Second way to do : weights learned through training

In [66]:
embedding_layer = Embedding(len(word_index) + 1,
                            EMBEDDING_DIM,
                            input_length=MAX_SEQUENCE_LENGTH)

In [69]:
sequence_input = Input(shape=(MAX_SEQUENCE_LENGTH,), dtype='int32')
embedded_sequences = embedding_layer(sequence_input)
x = Conv1D(128, 5, activation='relu')(embedded_sequences)
x = MaxPooling1D(5)(x)
x = Conv1D(128, 5, activation='relu')(x)
x = MaxPooling1D(5)(x)
x = Conv1D(128, 5, activation='relu')(x)
x = GlobalMaxPooling1D()(x)
x = Dense(128, activation='relu')(x)
preds = Dense(nb_classes, activation='softmax')(x)

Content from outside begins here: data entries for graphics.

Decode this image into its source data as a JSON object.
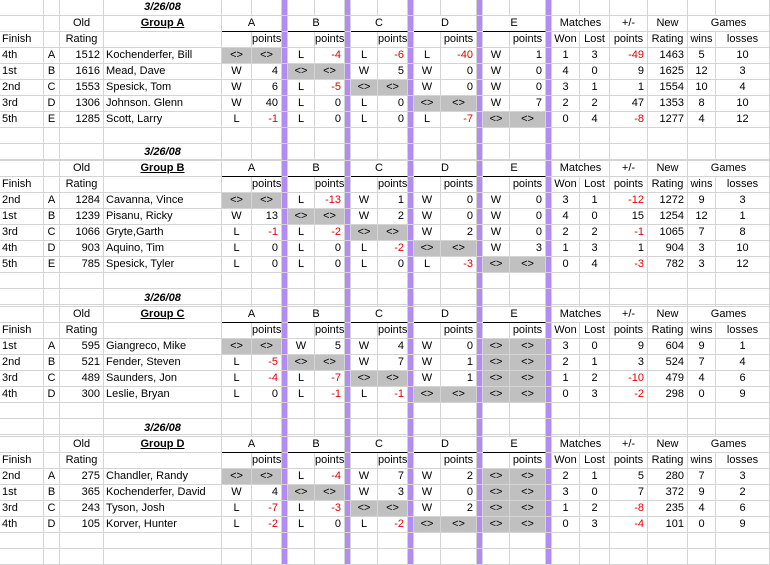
{
  "headers": {
    "old": "Old",
    "finish": "Finish",
    "rating": "Rating",
    "points": "points",
    "matches": "Matches",
    "plusminus": "+/-",
    "won": "Won",
    "lost": "Lost",
    "new": "New",
    "games": "Games",
    "wins": "wins",
    "losses": "losses",
    "cols": [
      "A",
      "B",
      "C",
      "D",
      "E"
    ]
  },
  "groups": [
    {
      "date": "3/26/08",
      "name": "Group A",
      "rows": [
        {
          "finish": "4th",
          "letter": "A",
          "old": "1512",
          "name": "Kochenderfer, Bill",
          "cells": [
            [
              "<>",
              "<>"
            ],
            [
              "L",
              "-4"
            ],
            [
              "L",
              "-6"
            ],
            [
              "L",
              "-40"
            ],
            [
              "W",
              "1"
            ]
          ],
          "won": "1",
          "lost": "3",
          "pm": "-49",
          "new": "1463",
          "wins": "5",
          "losses": "10"
        },
        {
          "finish": "1st",
          "letter": "B",
          "old": "1616",
          "name": "Mead, Dave",
          "cells": [
            [
              "W",
              "4"
            ],
            [
              "<>",
              "<>"
            ],
            [
              "W",
              "5"
            ],
            [
              "W",
              "0"
            ],
            [
              "W",
              "0"
            ]
          ],
          "won": "4",
          "lost": "0",
          "pm": "9",
          "new": "1625",
          "wins": "12",
          "losses": "3"
        },
        {
          "finish": "2nd",
          "letter": "C",
          "old": "1553",
          "name": "Spesick, Tom",
          "cells": [
            [
              "W",
              "6"
            ],
            [
              "L",
              "-5"
            ],
            [
              "<>",
              "<>"
            ],
            [
              "W",
              "0"
            ],
            [
              "W",
              "0"
            ]
          ],
          "won": "3",
          "lost": "1",
          "pm": "1",
          "new": "1554",
          "wins": "10",
          "losses": "4"
        },
        {
          "finish": "3rd",
          "letter": "D",
          "old": "1306",
          "name": "Johnson. Glenn",
          "cells": [
            [
              "W",
              "40"
            ],
            [
              "L",
              "0"
            ],
            [
              "L",
              "0"
            ],
            [
              "<>",
              "<>"
            ],
            [
              "W",
              "7"
            ]
          ],
          "won": "2",
          "lost": "2",
          "pm": "47",
          "new": "1353",
          "wins": "8",
          "losses": "10"
        },
        {
          "finish": "5th",
          "letter": "E",
          "old": "1285",
          "name": "Scott, Larry",
          "cells": [
            [
              "L",
              "-1"
            ],
            [
              "L",
              "0"
            ],
            [
              "L",
              "0"
            ],
            [
              "L",
              "-7"
            ],
            [
              "<>",
              "<>"
            ]
          ],
          "won": "0",
          "lost": "4",
          "pm": "-8",
          "new": "1277",
          "wins": "4",
          "losses": "12"
        }
      ]
    },
    {
      "date": "3/26/08",
      "name": "Group B",
      "rows": [
        {
          "finish": "2nd",
          "letter": "A",
          "old": "1284",
          "name": "Cavanna, Vince",
          "cells": [
            [
              "<>",
              "<>"
            ],
            [
              "L",
              "-13"
            ],
            [
              "W",
              "1"
            ],
            [
              "W",
              "0"
            ],
            [
              "W",
              "0"
            ]
          ],
          "won": "3",
          "lost": "1",
          "pm": "-12",
          "new": "1272",
          "wins": "9",
          "losses": "3"
        },
        {
          "finish": "1st",
          "letter": "B",
          "old": "1239",
          "name": "Pisanu, Ricky",
          "cells": [
            [
              "W",
              "13"
            ],
            [
              "<>",
              "<>"
            ],
            [
              "W",
              "2"
            ],
            [
              "W",
              "0"
            ],
            [
              "W",
              "0"
            ]
          ],
          "won": "4",
          "lost": "0",
          "pm": "15",
          "new": "1254",
          "wins": "12",
          "losses": "1"
        },
        {
          "finish": "3rd",
          "letter": "C",
          "old": "1066",
          "name": "Gryte,Garth",
          "cells": [
            [
              "L",
              "-1"
            ],
            [
              "L",
              "-2"
            ],
            [
              "<>",
              "<>"
            ],
            [
              "W",
              "2"
            ],
            [
              "W",
              "0"
            ]
          ],
          "won": "2",
          "lost": "2",
          "pm": "-1",
          "new": "1065",
          "wins": "7",
          "losses": "8"
        },
        {
          "finish": "4th",
          "letter": "D",
          "old": "903",
          "name": "Aquino, Tim",
          "cells": [
            [
              "L",
              "0"
            ],
            [
              "L",
              "0"
            ],
            [
              "L",
              "-2"
            ],
            [
              "<>",
              "<>"
            ],
            [
              "W",
              "3"
            ]
          ],
          "won": "1",
          "lost": "3",
          "pm": "1",
          "new": "904",
          "wins": "3",
          "losses": "10"
        },
        {
          "finish": "5th",
          "letter": "E",
          "old": "785",
          "name": "Spesick, Tyler",
          "cells": [
            [
              "L",
              "0"
            ],
            [
              "L",
              "0"
            ],
            [
              "L",
              "0"
            ],
            [
              "L",
              "-3"
            ],
            [
              "<>",
              "<>"
            ]
          ],
          "won": "0",
          "lost": "4",
          "pm": "-3",
          "new": "782",
          "wins": "3",
          "losses": "12"
        }
      ]
    },
    {
      "date": "3/26/08",
      "name": "Group C",
      "rows": [
        {
          "finish": "1st",
          "letter": "A",
          "old": "595",
          "name": "Giangreco, Mike",
          "cells": [
            [
              "<>",
              "<>"
            ],
            [
              "W",
              "5"
            ],
            [
              "W",
              "4"
            ],
            [
              "W",
              "0"
            ],
            [
              "<>",
              "<>"
            ]
          ],
          "won": "3",
          "lost": "0",
          "pm": "9",
          "new": "604",
          "wins": "9",
          "losses": "1"
        },
        {
          "finish": "2nd",
          "letter": "B",
          "old": "521",
          "name": "Fender, Steven",
          "cells": [
            [
              "L",
              "-5"
            ],
            [
              "<>",
              "<>"
            ],
            [
              "W",
              "7"
            ],
            [
              "W",
              "1"
            ],
            [
              "<>",
              "<>"
            ]
          ],
          "won": "2",
          "lost": "1",
          "pm": "3",
          "new": "524",
          "wins": "7",
          "losses": "4"
        },
        {
          "finish": "3rd",
          "letter": "C",
          "old": "489",
          "name": "Saunders, Jon",
          "cells": [
            [
              "L",
              "-4"
            ],
            [
              "L",
              "-7"
            ],
            [
              "<>",
              "<>"
            ],
            [
              "W",
              "1"
            ],
            [
              "<>",
              "<>"
            ]
          ],
          "won": "1",
          "lost": "2",
          "pm": "-10",
          "new": "479",
          "wins": "4",
          "losses": "6"
        },
        {
          "finish": "4th",
          "letter": "D",
          "old": "300",
          "name": "Leslie, Bryan",
          "cells": [
            [
              "L",
              "0"
            ],
            [
              "L",
              "-1"
            ],
            [
              "L",
              "-1"
            ],
            [
              "<>",
              "<>"
            ],
            [
              "<>",
              "<>"
            ]
          ],
          "won": "0",
          "lost": "3",
          "pm": "-2",
          "new": "298",
          "wins": "0",
          "losses": "9"
        }
      ]
    },
    {
      "date": "3/26/08",
      "name": "Group D",
      "rows": [
        {
          "finish": "2nd",
          "letter": "A",
          "old": "275",
          "name": "Chandler, Randy",
          "cells": [
            [
              "<>",
              "<>"
            ],
            [
              "L",
              "-4"
            ],
            [
              "W",
              "7"
            ],
            [
              "W",
              "2"
            ],
            [
              "<>",
              "<>"
            ]
          ],
          "won": "2",
          "lost": "1",
          "pm": "5",
          "new": "280",
          "wins": "7",
          "losses": "3"
        },
        {
          "finish": "1st",
          "letter": "B",
          "old": "365",
          "name": "Kochenderfer, David",
          "cells": [
            [
              "W",
              "4"
            ],
            [
              "<>",
              "<>"
            ],
            [
              "W",
              "3"
            ],
            [
              "W",
              "0"
            ],
            [
              "<>",
              "<>"
            ]
          ],
          "won": "3",
          "lost": "0",
          "pm": "7",
          "new": "372",
          "wins": "9",
          "losses": "2"
        },
        {
          "finish": "3rd",
          "letter": "C",
          "old": "243",
          "name": "Tyson, Josh",
          "cells": [
            [
              "L",
              "-7"
            ],
            [
              "L",
              "-3"
            ],
            [
              "<>",
              "<>"
            ],
            [
              "W",
              "2"
            ],
            [
              "<>",
              "<>"
            ]
          ],
          "won": "1",
          "lost": "2",
          "pm": "-8",
          "new": "235",
          "wins": "4",
          "losses": "6"
        },
        {
          "finish": "4th",
          "letter": "D",
          "old": "105",
          "name": "Korver, Hunter",
          "cells": [
            [
              "L",
              "-2"
            ],
            [
              "L",
              "0"
            ],
            [
              "L",
              "-2"
            ],
            [
              "<>",
              "<>"
            ],
            [
              "<>",
              "<>"
            ]
          ],
          "won": "0",
          "lost": "3",
          "pm": "-4",
          "new": "101",
          "wins": "0",
          "losses": "9"
        }
      ]
    }
  ]
}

model = Model(sequence_input, preds)
model.compile(loss='categorical_crossentropy',
              optimizer='rmsprop',
              metrics=['acc'])

model.fit(X_train, Y_train,
          batch_size=batch_size,
          epochs=nb_epoch)

Epoch 1/2
Epoch 2/2


<keras.callbacks.History at 0x134731810>

In [70]:
score = model.evaluate(X_test, Y_test, verbose = 0, batch_size=batch_size)
print('Test score:', score[0])
print('Test accuracy:', score[1])

Test score: 1.40940414309
Test accuracy: 0.634016028548


Conclusion on results :

Le ré-entrainement donne de bons résultats, bien que ceux-ci ne soient pas excellents.